FOR THE 20 years we've known each other, my friend Elli Wohlgelernter and I have built a friendship on the opposite roles we like to play. He lives in Israel; I'm in galut. He's the mystic; I'm the rationalist. He finds deep, even divine significance in the seeming coincidences Jung called "synchronicities," which he calls "unis." I quote John Allen Paulos and tell him "a tendency to drastically underestimate the frequency of coincidence is a prime characteristic of innumerates" - the mathematical equivalent of illiterates.

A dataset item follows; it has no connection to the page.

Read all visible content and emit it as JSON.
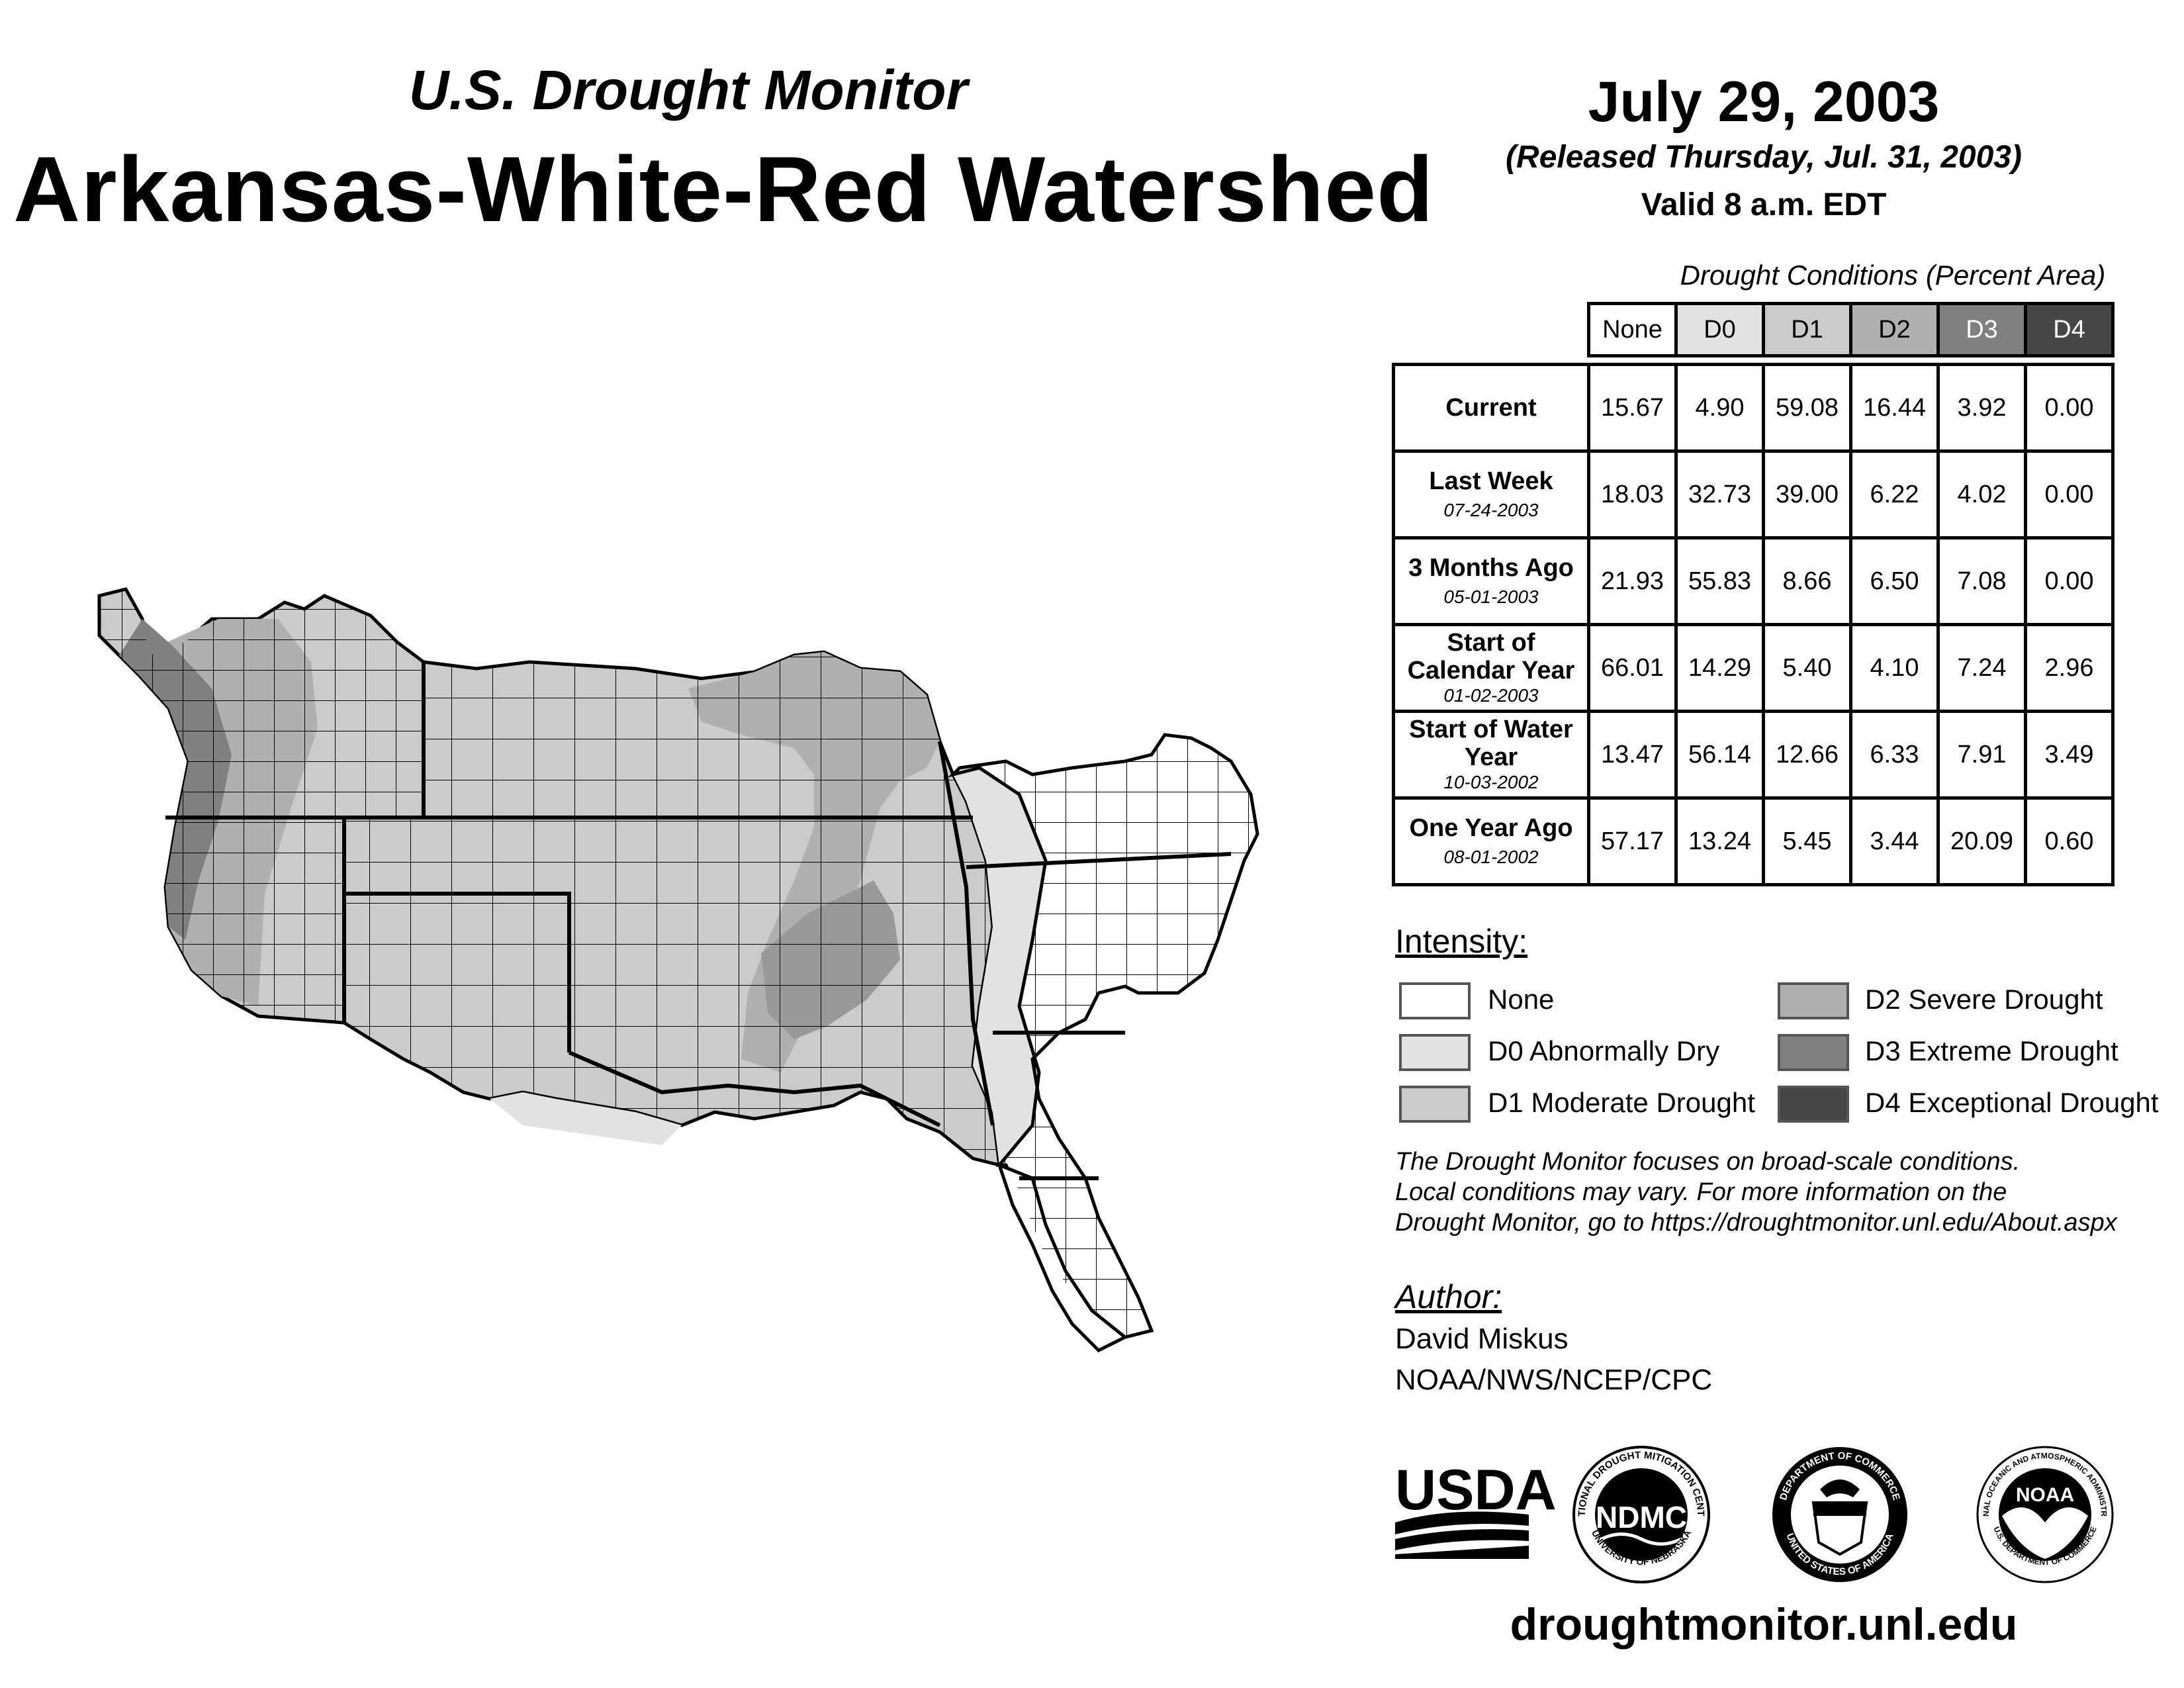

A few weeks back he forwarded me a news item about the huge enrollments of full-time learners in Israeli yeshivot. "If we can't bring the moshiach after 19 million hours of learning...," he wrote in the subject line. True to my role, I sniped back, "Maybe if those 120,000 students applied their learning skills to science, or medicine, or alternative energy, they'd help create a world that wouldn't need moshiach, or would at least be worthy of him/her."
Neither of us is as doctrinaire as I make us sound. And I know from experience the intellectual and spiritual power of learning Torah. But I worry that a religious education can be an obstacle to a full appreciation of the human intellect, and its ability to bust through the limitations of the known to reveal the unknown. If Einstein doubts that God plays dice with the cosmos, I doubt that God would implant in us a brain of such subtlety and power, only to say this much truth and no further.
The writer is editor-in-chief of the New Jersey Jewish News.